Oraya vardığında cemaat dağılmaya başlamıştı, elinde açık şemsiyesiyle sokağın köşesinde dururken, yüzünden iyilik akan Pareş Babu’nun dışarı çıktığını gördü. Yanında aile üyelerinden dört ya da beşi vardı ama Binoy’un gözü, yalnızca birinin, yanından geçtiği sokak lambasının ışığıyla aydınlanan genç yüzünü görüyordu. Sonra denizin karanlığındaki bir hava kabarcığı gibi yitip giden arabanın tekerleklerinin sesi duyuldu.
Düşüncelerinin içinde kaybolan Binoy, o akşam bir daha Gora’ya gitmedi ve kendi evine döndü. Ertesi gün akşamüzeri her şeye yeniden başladı ve uzun bir yürüyüşten sonra akşamın karanlık bulutları kentin üzerine çökerken, kendini Gora’nın evinde buldu.

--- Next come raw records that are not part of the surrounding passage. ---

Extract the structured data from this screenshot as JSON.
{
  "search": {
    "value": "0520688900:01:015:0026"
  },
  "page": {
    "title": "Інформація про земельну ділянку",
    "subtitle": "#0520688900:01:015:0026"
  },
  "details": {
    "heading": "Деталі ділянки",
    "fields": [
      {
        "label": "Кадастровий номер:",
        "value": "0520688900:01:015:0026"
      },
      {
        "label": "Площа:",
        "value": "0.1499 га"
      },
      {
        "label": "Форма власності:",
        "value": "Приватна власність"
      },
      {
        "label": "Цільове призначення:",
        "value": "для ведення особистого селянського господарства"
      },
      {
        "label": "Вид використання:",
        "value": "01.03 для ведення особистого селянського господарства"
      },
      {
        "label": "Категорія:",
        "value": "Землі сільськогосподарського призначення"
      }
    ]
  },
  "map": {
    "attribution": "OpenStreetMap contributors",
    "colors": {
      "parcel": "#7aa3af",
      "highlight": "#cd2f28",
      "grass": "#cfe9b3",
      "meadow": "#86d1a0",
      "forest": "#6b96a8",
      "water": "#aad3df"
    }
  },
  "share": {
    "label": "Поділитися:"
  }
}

Binoy içeri girdiğinde, Gora lambasını yakmış yazı yazıyordu. Kâğıttan başını kaldırıp sordu: “Ee, Binoy, seni buraya hangi rüzgâr attı?”
Bu soruya kulak asmayan Binoy: “Sana bir şey sormak istiyorum Gora.” dedi. “Hindistan sana gerçek görünüyor mu? Gece gündüz düşlerinde yaşattığın bir Hindistan’ın olduğunu biliyorum ve onu nasıl düşündüğünü öğrenmek istiyorum.”
Gora yazmayı bıraktı ve keskin bakışlarını Binoy’a dikti. Sonra kalemini masaya koydu ve sandalyesinin arkasına yaslanarak yanıt verdi: “Nasıl okyanusa açılan bir geminin kaptanı hem çalışırken, hem de dinlenirken sürekli varacağı limanı düşünürse, ben de Hindistan’ı öyle düşünüyorum.”
“Peki senin bu Hindistan’ın nerede?” diye sordu Binoy.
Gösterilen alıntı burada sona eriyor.